Держа Идолу на руках, он посмотрел на Анни, которая не сводила с него проницательного взгляда. У нее были отцовские глаза.
– Все в порядке? – повторила она.
– Я должен тебе кое-что сказать.
– Об Идоле? – спросила Анни, и тембр ее голоса вдруг стал выше.
– Non. Не совсем. – Он опустился на краешек кровати Оноре.
Анни села рядом с ним.
– И что это? Что-то плохое? Вчера что-то случилось? Мне показалось, ты был не в себе.
Жан Ги поднял Идолу повыше. Понюхал ее волосы. Почувствовал, как ее крохотные пальчики трогают его воротник.
– Вчера вечером в бистро, – сказал он, не глядя на жену, – мы разговаривали с твоим отцом.
– Да?..
И вот этот момент настал. Он рассказал ей, что нарушил приказ, оставил свой пост. Рассказал, что он чувствовал иногда, думая о дочери. Думая о принятом ими решении.
Он рассказал Анни все.
В том числе о Хании Дауд.
– У нас новости? – спросил Жан Ги, входя в кухню с Идолой.

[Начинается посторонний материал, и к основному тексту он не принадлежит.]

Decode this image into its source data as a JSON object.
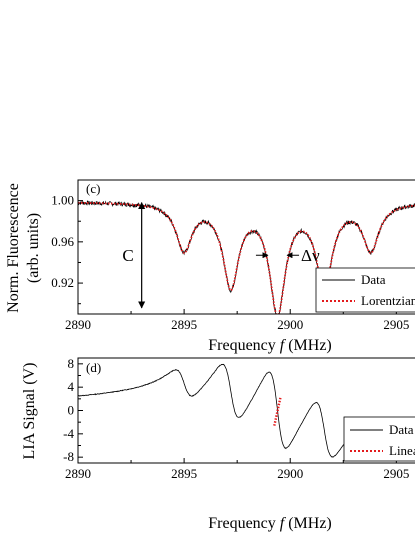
{
  "chart_data": [
    {
      "panel": "(c)",
      "type": "line",
      "xlabel": "Frequency f (MHz)",
      "xlabel_parts": [
        "Frequency ",
        "f",
        " (MHz)"
      ],
      "ylabel_line1": "Norm. Fluorescence",
      "ylabel_line2": "(arb. units)",
      "xlim": [
        2890,
        2908
      ],
      "ylim": [
        0.89,
        1.02
      ],
      "x_ticks": [
        "2890",
        "2895",
        "2900",
        "2905"
      ],
      "y_ticks": [
        "1.00",
        "0.96",
        "0.92"
      ],
      "baseline": 0.999,
      "dips": [
        {
          "x": 2895.0,
          "y": 0.954
        },
        {
          "x": 2897.2,
          "y": 0.92
        },
        {
          "x": 2899.4,
          "y": 0.895
        },
        {
          "x": 2901.6,
          "y": 0.919
        },
        {
          "x": 2903.8,
          "y": 0.954
        }
      ],
      "linewidth_mhz": 0.9,
      "annotations": {
        "contrast": "C",
        "width": "Δν",
        "contrast_x": 2893.0
      },
      "legend": [
        "Data",
        "Lorentzian"
      ],
      "legend_placement": "bottom-right",
      "series": [
        {
          "name": "Data",
          "color": "#000000",
          "style": "solid"
        },
        {
          "name": "Lorentzian",
          "color": "#e31a1c",
          "style": "dotted"
        }
      ]
    },
    {
      "panel": "(d)",
      "type": "line",
      "xlabel": "Frequency f (MHz)",
      "xlabel_parts": [
        "Frequency ",
        "f",
        " (MHz)"
      ],
      "ylabel": "LIA Signal (V)",
      "xlim": [
        2890,
        2908
      ],
      "ylim": [
        -9,
        9
      ],
      "x_ticks": [
        "2890",
        "2895",
        "2900",
        "2905"
      ],
      "y_ticks": [
        "8",
        "4",
        "0",
        "-4",
        "-8"
      ],
      "features": [
        {
          "x": 2895.0,
          "amp": 2.8
        },
        {
          "x": 2897.2,
          "amp": 5.4
        },
        {
          "x": 2899.4,
          "amp": 7.4
        },
        {
          "x": 2901.6,
          "amp": 5.5
        },
        {
          "x": 2903.8,
          "amp": 2.9
        }
      ],
      "linear_fit": {
        "x_start": 2899.25,
        "x_end": 2899.55,
        "y_start": -2.6,
        "y_end": 2.4
      },
      "legend": [
        "Data",
        "Linear"
      ],
      "legend_placement": "bottom-right",
      "series": [
        {
          "name": "Data",
          "color": "#000000",
          "style": "solid"
        },
        {
          "name": "Linear",
          "color": "#e31a1c",
          "style": "dotted"
        }
      ]
    }
  ]
}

Он нарядил ее в хорошенький комбинезон – подарок на Рождество от Стивена. Комбинезон был расписан розовыми мышками; каждая держала что-то похожее на кусочек сыра или лимонного пирога с безе.
– Non, – сказал Арман, целуя Идолу в лобик. – От нее хорошо пахнет. Новый порошок?
– Это же бекон, па, – фыркнула Анни и обратилась к Розлин: – Ох уж эти мужчины.
– Я знаю. Даниель много лет считал, что наши дети пахнут круассанами.
– А они что – не пахнут? – спросил Даниель и, скосив глаза, посмотрел на Зору.